Arnold über Proß: Herders Geschichtsphilosophie

IASLonline


Günter Arnold

Herders Geschichtsphilosophie
und ihre Quellen

  • Johann Gottfried Herder. Werke. Hg. von Wolfgang Proß. Bd. III / 1 Text und III / 2 Kommentar: "Ideen zur Philosophie der Geschichte der Menschheit". München: Carl Hanser Verlag 2002. 1185 S., 1031 S. Geb. EUR (D) 100,- .
    ISBN 3-446-12898-0.


Im vergangenen Herbst erschien im Hanser-Verlag der abschließende dritte Band der Auswahlausgabe von Herders Werken. Langwierige Forschungsarbeiten des Herausgebers Wolfgang Proß und verlagsorganisatorische Probleme verursachten einen großen zeitlichen Abstand zu den 1984 und 1987 vorgelegten Bänden 1 und 2. Dessen ungeachtet überzeugt die Kohärenz des systematischen Aufbaus der Edition, in der sich die Einheitlichkeit und Kontinuität von Herders schriftstellerischem Schaffen spiegelt.

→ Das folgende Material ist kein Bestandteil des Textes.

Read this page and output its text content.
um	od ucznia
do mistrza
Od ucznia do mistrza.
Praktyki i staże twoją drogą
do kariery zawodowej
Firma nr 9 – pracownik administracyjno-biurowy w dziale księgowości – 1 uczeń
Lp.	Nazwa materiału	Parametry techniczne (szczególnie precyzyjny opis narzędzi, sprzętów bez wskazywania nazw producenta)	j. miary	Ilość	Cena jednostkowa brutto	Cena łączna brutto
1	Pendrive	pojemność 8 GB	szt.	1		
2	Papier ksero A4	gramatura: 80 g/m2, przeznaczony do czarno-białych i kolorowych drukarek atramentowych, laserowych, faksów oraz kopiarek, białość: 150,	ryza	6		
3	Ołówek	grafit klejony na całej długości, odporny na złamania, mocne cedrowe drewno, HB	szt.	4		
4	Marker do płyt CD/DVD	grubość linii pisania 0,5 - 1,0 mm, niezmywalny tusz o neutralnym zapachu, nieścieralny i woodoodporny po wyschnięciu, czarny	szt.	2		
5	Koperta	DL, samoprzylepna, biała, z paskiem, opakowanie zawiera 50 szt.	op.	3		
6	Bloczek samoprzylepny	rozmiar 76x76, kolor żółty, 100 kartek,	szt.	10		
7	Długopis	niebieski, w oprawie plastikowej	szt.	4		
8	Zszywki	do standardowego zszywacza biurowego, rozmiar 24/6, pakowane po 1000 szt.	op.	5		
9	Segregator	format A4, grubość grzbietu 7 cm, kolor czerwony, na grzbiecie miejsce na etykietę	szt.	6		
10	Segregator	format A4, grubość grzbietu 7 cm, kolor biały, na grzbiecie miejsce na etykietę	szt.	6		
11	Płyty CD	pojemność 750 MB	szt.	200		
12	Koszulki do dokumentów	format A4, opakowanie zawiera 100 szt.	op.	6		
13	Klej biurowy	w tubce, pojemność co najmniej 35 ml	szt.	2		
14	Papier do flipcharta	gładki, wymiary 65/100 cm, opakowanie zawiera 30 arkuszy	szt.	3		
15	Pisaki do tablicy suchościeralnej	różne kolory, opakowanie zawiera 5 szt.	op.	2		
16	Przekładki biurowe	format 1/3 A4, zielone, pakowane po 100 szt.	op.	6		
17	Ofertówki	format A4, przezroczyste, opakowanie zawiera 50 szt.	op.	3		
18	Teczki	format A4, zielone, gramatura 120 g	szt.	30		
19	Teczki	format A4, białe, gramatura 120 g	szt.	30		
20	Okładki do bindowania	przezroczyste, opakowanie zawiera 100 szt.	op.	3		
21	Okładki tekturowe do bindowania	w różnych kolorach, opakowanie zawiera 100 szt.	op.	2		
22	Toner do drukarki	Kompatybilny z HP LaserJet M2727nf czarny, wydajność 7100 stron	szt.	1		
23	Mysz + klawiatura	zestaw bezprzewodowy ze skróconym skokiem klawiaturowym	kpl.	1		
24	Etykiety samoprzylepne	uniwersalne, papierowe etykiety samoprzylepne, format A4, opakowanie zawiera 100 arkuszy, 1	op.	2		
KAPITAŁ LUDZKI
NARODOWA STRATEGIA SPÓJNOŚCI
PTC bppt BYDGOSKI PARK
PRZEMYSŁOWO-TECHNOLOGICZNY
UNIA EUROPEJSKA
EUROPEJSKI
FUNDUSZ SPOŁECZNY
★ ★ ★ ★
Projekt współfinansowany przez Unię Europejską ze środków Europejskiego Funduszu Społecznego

Der Inhalt der ersten zwei Bände

Band 1 hat den Untertitel Herder und der Sturm und Drang ; er enthält repräsentative Schriften zur Literaturkomparatistik, Selbstanalyse und geschichtsphilosophischen Zeitalterkritik bis 1773, deren programmatische Hauptgedanken vom Sturm und Drang in Anspruch genommen wurden, aber in ihren Ursprüngen und Wirkungen weit über diese sehr begrenzte, oft überschätzte Bewegung hinausreichen.

Band 2, Herder und die Anthropologie der Aufklärung , bringt die wichtigsten Schriften zur sensualistischen Ästhetik, zu Sprache, Tastsinn, Erkenntnistheorie und Naturphilosophie – Bausteine einer in der Jugendzeit geplanten Geschichte des Menschlichen Verstandes . Die in der Schreibweise behutsam modernisierten Texte beider Bände sind durch extensive Anmerkungen, tiefgründige Nachworte und kommentierte Register erschlossen, die zusammen jeweils ein Drittel des Bandes ausmachen.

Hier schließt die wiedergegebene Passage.